Amerika Serikat (AS) kembali menggunakan hak vetonya untuk menggagalkan resolusi Dewan Keamanan Perserikatan Bangsa-Bangsa (DK PBB), yang menyerukan gencatan senjata segera di Jalur Gaza.
Keputusan itu diambil saat sidang bersejarah ke-10.000 DK PBB di New York, Kamis (18/9/2025), yang berlangsung di tengah krisis kelaparan dan ofensif Israel yang terus berlanjut untuk menguasai penuh Kota Gaza.
Resolusi tersebut sejatinya menuntut pembebasan seluruh sandera yang ditahan Hamas, mendesak Israel mencabut semua pembatasan masuknya bantuan kemanusiaan, serta memastikan distribusi bantuan dilakukan dengan aman, terutama melalui badan-badan PBB dan mitranya.
Morgan Ortagus Perwakilan AS dalam sidang DK PBB sebelum pemungutan suara menyatakan, bahwa penolakan Washington “tidak akan mengejutkan,” karena naskah resolusi dianggap gagal mengutuk Hamas maupun mengakui hak Israel untuk membela diri.
“Resolusi ini juga secara keliru melegitimasi narasi palsu yang menguntungkan Hamas, yang sayangnya mendapat tempat di Dewan ini,” ujarnya seperti dilansir laman PBB, Jumat (19/9/2025).
“Selain itu, resolusi ini menolak untuk mengakui dan justru ingin kembali pada sistem gagal yang hanya memperkaya Hamas di atas penderitaan warga sipil yang membutuhkan,” tambahnya.
Sebagai informasi, AS merupakan satu dari lima anggota tetap DK PBB dengan hak veto bersama empat anggota tetap lainnya, yakni Rusia, Tiongkok, Prancis, dan Inggris, yang diwariskan sejak pembentukan PBB 80 tahun lalu.
Sementara itu, 10 anggota tidak tetap dipilih oleh Majelis Umum PBB untuk masa jabatan dua tahun.
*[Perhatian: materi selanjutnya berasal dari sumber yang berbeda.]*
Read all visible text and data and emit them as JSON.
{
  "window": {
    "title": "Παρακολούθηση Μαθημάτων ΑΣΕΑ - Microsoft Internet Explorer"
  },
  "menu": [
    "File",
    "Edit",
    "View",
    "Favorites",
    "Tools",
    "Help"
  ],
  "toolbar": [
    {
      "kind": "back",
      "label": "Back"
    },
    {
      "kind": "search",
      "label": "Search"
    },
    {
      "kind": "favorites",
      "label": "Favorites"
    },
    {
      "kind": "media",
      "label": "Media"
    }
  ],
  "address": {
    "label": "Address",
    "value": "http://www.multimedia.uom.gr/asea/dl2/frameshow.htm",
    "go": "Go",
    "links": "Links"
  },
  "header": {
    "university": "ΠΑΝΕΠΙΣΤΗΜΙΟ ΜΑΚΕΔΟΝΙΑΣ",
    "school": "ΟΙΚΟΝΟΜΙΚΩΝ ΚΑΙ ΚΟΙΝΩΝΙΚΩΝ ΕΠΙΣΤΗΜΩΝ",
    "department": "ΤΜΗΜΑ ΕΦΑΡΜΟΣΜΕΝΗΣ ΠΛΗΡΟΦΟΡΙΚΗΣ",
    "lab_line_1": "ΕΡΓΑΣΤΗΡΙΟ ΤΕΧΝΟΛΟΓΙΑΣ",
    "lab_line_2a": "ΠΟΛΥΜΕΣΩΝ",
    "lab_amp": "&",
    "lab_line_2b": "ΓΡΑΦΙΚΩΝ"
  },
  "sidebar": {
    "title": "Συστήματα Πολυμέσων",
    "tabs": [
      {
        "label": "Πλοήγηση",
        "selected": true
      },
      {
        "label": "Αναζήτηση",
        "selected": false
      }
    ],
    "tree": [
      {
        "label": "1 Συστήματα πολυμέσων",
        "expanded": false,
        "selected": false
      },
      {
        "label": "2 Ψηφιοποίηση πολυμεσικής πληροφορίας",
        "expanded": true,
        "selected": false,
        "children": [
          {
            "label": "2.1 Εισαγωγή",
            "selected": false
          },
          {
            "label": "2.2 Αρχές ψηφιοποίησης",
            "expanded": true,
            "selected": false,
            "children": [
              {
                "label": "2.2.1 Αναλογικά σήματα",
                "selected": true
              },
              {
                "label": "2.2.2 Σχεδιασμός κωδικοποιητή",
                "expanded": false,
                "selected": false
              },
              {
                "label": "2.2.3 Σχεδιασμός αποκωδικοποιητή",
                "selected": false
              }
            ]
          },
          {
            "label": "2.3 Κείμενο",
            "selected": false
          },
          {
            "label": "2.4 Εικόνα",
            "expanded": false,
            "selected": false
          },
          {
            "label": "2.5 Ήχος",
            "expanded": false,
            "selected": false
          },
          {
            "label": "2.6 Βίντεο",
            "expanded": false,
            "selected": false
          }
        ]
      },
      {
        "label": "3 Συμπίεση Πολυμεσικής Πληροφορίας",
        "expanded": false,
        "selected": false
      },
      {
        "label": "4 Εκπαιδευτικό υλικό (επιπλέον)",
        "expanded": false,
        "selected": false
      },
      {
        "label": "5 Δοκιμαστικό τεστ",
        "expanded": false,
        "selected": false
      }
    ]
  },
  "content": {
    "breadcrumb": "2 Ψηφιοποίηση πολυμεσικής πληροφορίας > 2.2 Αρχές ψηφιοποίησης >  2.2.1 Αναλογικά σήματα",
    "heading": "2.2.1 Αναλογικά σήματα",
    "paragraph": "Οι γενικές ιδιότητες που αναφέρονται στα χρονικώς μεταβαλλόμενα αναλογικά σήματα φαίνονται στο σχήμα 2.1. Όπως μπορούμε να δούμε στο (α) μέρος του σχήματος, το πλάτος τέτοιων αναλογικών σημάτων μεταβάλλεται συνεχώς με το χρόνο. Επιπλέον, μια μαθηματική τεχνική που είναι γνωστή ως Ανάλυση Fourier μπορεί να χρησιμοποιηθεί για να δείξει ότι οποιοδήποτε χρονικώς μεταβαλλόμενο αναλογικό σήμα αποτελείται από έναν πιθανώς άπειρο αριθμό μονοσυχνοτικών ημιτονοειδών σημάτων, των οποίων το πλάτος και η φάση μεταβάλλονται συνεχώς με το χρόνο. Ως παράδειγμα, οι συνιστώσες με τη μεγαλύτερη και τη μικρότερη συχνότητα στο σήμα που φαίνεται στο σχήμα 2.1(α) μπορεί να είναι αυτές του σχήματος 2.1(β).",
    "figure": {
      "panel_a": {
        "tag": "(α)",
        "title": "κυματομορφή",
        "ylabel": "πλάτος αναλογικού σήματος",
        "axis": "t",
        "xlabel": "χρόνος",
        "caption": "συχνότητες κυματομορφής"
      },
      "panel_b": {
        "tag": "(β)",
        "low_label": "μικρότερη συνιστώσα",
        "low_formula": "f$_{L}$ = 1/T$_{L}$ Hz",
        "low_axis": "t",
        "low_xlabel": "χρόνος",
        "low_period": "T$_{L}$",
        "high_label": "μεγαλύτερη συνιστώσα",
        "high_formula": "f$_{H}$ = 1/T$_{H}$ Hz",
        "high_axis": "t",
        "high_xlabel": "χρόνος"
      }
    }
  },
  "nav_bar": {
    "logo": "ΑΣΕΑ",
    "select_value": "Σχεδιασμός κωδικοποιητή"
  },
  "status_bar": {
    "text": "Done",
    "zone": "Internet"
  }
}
Adapun draf resolusi itu diajukan oleh 10 anggota tidak tetap DK PBB, yakni Aljazair, Denmark, Yunani, Guyana, Pakistan, Panama, Korea Selatan, Sierra Leone, Slovenia, dan Somalia.
Meski digagalkan, 14 anggota Dewan lainnya mendukung resolusi tersebut. Christina Markus Lassen Duta Besar Denmark, menegaskan bahwa dunia internasional telah mengirim pesan jelas.
“Kami ingin melihat gencatan senjata segera dan berkelanjutan, pembebasan semua sandera tanpa syarat, serta pencabutan seluruh pembatasan bantuan kemanusiaan. Kami akan terus memperjuangkan hal ini, berapa pun pertemuan yang dibutuhkan,” ujarnya.
Perang di Gaza pecah pada 7 Oktober 2023 setelah Hamas dan kelompok militan Palestina menyerang Israel, menewaskan sekitar 1.200 orang dan menyandera 250 orang, dengan 48 sandera masih ditahan hingga kini.
Israel pun membalas dengan beringas. Menurut otoritas kesehatan Gaza, lebih dari 65.000 warga Palestina tewas sejak agresi Israel dimulai.
Sejak krisis meletus, DK PBB telah menggelar pertemuan pertama pada 8 Oktober 2023 secara tertutup. Hingga kini, AS sudah lima kali menggunakan hak vetonya untuk menggagalkan resolusi gencatan senjata, setelah terakhir pada Juni 2025. (bil/ipg)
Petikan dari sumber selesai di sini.